Nei giorni scorsi, una chiamata di un privato cittadino ha spinto i Carabinieri Forestali di Gavardo a verificare la presenza di acque torbide e dall’odore pungente nei canali irrigui del consorzio “Medio Chiese”. L’allarme ha fatto scattare un’immediata ispezione della zona.

Individuata la fonte dell’inquinamento

Grazie al rapido intervento, i militari sono riusciti a risalire all’origine dello sversamento, riconducendolo a una ditta del territorio. Sebbene l’azienda fosse dotata di un impianto di depurazione, questo risultava malfunzionante, causando la dispersione di reflui industriali non trattati direttamente nei canali.

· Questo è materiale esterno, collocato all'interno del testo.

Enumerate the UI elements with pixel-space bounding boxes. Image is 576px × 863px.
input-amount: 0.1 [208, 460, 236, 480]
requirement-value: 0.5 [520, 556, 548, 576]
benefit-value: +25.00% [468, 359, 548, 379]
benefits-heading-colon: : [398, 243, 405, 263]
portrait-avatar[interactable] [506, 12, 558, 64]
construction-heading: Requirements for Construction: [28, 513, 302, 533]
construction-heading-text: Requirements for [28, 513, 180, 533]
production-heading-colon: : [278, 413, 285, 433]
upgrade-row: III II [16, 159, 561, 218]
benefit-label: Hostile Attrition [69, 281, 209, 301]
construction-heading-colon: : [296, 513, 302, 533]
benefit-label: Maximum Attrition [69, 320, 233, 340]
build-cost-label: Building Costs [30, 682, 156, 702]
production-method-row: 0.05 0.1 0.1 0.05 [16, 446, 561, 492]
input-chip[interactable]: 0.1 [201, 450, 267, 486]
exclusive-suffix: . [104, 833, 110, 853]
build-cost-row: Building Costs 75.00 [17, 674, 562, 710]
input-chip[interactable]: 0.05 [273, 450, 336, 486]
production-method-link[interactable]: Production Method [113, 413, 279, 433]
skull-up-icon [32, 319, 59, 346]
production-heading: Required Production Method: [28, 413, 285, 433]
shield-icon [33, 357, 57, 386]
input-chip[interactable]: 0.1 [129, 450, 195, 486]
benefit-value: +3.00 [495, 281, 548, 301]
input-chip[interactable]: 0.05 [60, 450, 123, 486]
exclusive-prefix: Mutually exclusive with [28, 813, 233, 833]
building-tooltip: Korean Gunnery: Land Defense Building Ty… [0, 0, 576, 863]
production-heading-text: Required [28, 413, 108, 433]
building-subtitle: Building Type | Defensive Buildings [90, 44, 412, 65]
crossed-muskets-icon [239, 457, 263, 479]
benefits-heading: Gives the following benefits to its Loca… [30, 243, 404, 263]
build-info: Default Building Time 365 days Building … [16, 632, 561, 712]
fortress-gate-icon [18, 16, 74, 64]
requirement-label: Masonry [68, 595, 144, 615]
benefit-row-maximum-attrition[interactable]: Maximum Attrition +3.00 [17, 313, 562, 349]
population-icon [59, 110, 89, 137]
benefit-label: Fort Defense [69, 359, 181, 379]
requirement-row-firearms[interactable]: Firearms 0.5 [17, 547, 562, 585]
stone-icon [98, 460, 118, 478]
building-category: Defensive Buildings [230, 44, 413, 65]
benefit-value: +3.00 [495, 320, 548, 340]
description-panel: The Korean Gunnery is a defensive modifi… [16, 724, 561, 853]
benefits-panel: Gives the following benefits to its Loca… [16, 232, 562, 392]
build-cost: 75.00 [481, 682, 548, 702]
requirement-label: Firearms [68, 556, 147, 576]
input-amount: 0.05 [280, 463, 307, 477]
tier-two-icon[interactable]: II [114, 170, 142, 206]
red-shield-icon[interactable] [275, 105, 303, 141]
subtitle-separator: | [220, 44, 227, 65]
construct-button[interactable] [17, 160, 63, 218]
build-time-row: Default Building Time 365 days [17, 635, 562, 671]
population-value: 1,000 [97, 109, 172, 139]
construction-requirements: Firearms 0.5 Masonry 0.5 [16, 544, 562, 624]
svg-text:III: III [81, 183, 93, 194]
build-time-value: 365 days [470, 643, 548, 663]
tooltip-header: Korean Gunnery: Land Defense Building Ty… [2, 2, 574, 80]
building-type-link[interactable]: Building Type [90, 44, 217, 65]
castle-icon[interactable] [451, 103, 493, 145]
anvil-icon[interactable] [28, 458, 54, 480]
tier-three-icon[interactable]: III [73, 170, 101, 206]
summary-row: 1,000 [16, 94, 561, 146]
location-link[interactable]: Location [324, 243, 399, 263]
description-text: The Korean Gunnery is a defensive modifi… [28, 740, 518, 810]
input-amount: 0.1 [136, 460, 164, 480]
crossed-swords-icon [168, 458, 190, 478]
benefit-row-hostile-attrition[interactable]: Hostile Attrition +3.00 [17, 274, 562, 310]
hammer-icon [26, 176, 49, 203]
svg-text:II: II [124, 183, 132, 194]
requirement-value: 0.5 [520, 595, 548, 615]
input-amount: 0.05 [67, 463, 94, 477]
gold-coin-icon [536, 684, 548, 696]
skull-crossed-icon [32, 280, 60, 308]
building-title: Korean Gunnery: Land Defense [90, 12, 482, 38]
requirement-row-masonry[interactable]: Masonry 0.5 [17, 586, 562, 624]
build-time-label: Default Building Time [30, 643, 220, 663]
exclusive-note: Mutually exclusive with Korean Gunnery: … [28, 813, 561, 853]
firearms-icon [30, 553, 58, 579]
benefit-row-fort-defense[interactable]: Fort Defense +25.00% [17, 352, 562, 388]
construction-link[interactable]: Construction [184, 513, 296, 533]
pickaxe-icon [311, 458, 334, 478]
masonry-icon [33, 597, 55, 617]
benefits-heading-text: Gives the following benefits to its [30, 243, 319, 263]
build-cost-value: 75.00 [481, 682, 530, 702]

Scarico abusivo e campionamenti ARPA

Durante le verifiche, è emerso che lo scarico avveniva senza le necessarie autorizzazioni. Per questo motivo, i Carabinieri Forestali hanno proceduto al sequestro dello scarico e al prelievo di campioni d’acqua, trasmessi ad ARPA Brescia per valutarne l’impatto ambientale e la potenziale pericolosità.

Denunciato il titolare dell’azienda

Il titolare della ditta è stato denunciato per scarico illecito di acque reflue industriali, un reato previsto dalla normativa ambientale. L’attività proseguirà ora con ulteriori accertamenti e le analisi dell’ARPA, mentre si attende il ripristino delle condizioni di sicurezza dei canali.